Umpatan Badai memenuhi ruangan yang bergaya klasik dengan beberapa lukisan abstrak yang menghiasi dinding. Neiva mengepalkan tangan.
"Pengacaranya tadi kirim rekaman suara gue yang maki-maki dia, dan ngomong kalo gue bakal bunuh dia biar dia nggak bisa ngusik gue lagi. Itu pasti bakal dia pake di pengadilan."

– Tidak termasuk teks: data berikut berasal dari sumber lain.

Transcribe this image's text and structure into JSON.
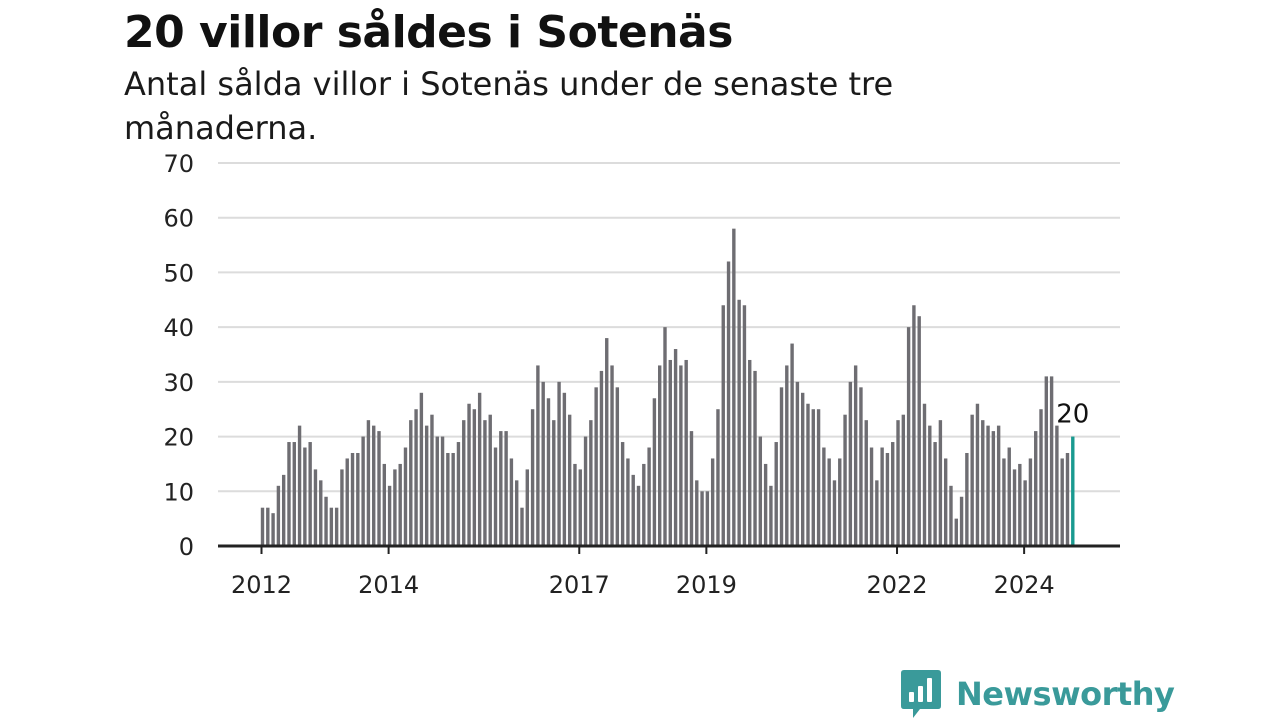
{
  "header": {
    "title": "20 villor såldes i Sotenäs",
    "subtitle": "Antal sålda villor i Sotenäs under de senaste tre månaderna."
  },
  "brand": {
    "name": "Newsworthy",
    "color": "#3a9a9a",
    "icon": "chart-bubble-icon"
  },
  "chart_data": {
    "type": "bar",
    "start": "2012-01",
    "y_ticks": [
      "0",
      "10",
      "20",
      "30",
      "40",
      "50",
      "60",
      "70"
    ],
    "ylim": [
      0,
      70
    ],
    "x_ticks": [
      {
        "label": "2012",
        "year": 2012
      },
      {
        "label": "2014",
        "year": 2014
      },
      {
        "label": "2017",
        "year": 2017
      },
      {
        "label": "2019",
        "year": 2019
      },
      {
        "label": "2022",
        "year": 2022
      },
      {
        "label": "2024",
        "year": 2024
      }
    ],
    "values": [
      7,
      7,
      6,
      11,
      13,
      19,
      19,
      22,
      18,
      19,
      14,
      12,
      9,
      7,
      7,
      14,
      16,
      17,
      17,
      20,
      23,
      22,
      21,
      15,
      11,
      14,
      15,
      18,
      23,
      25,
      28,
      22,
      24,
      20,
      20,
      17,
      17,
      19,
      23,
      26,
      25,
      28,
      23,
      24,
      18,
      21,
      21,
      16,
      12,
      7,
      14,
      25,
      33,
      30,
      27,
      23,
      30,
      28,
      24,
      15,
      14,
      20,
      23,
      29,
      32,
      38,
      33,
      29,
      19,
      16,
      13,
      11,
      15,
      18,
      27,
      33,
      40,
      34,
      36,
      33,
      34,
      21,
      12,
      10,
      10,
      16,
      25,
      44,
      52,
      58,
      45,
      44,
      34,
      32,
      20,
      15,
      11,
      19,
      29,
      33,
      37,
      30,
      28,
      26,
      25,
      25,
      18,
      16,
      12,
      16,
      24,
      30,
      33,
      29,
      23,
      18,
      12,
      18,
      17,
      19,
      23,
      24,
      40,
      44,
      42,
      26,
      22,
      19,
      23,
      16,
      11,
      5,
      9,
      17,
      24,
      26,
      23,
      22,
      21,
      22,
      16,
      18,
      14,
      15,
      12,
      16,
      21,
      25,
      31,
      31,
      22,
      16,
      17,
      20
    ],
    "bar_color": "#6e6d72",
    "highlight_color": "#1a9a90",
    "last_label": "20",
    "grid": true,
    "legend": "none"
  }
}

Perempuan itu kemudian menyalakan televisi dan segera saja berita bahwa Renata Mariana melakukan kekerasan kepada suaminya membahana ke seluruh ruangan. Neiva segera mengecek akun-akun Instagram infotainment, dan benar saja, cuplikan video Renata memukul suaminya dengan asbak sudah tersebar.

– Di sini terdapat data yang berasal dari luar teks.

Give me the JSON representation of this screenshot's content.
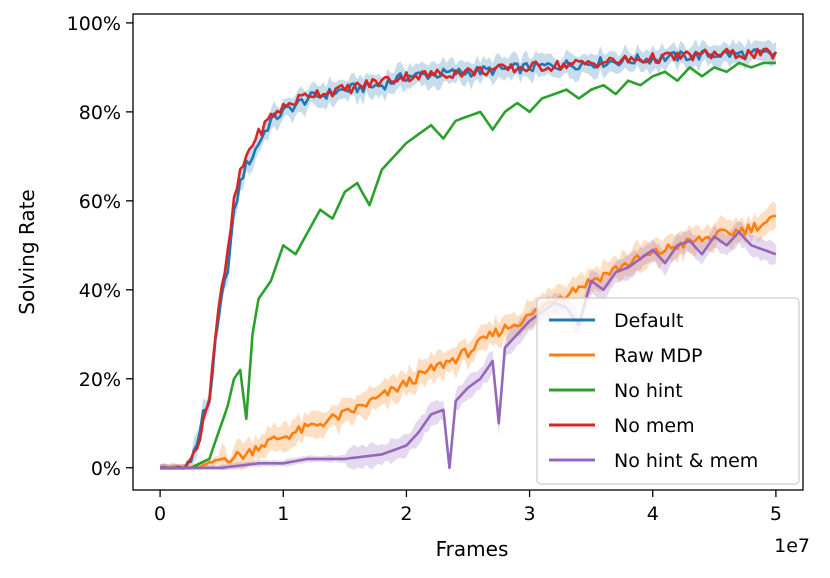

"Tapi visum dan surat dokter itu dia nggk punya, kan? Lo yang cedera pasti bisa lah menang dari dia," sahut Neiva yakin.
"Semuanya kan bisa dipalsu sama dia, Va. Andreas ini punya akses ke mana-mana. Lo kira, siapa yang bikin gue tertangkap kasus narkoba kalo gue nggak pernah make?"
Mata Neiva membulat. "Jadi itu setting-an suami lo?"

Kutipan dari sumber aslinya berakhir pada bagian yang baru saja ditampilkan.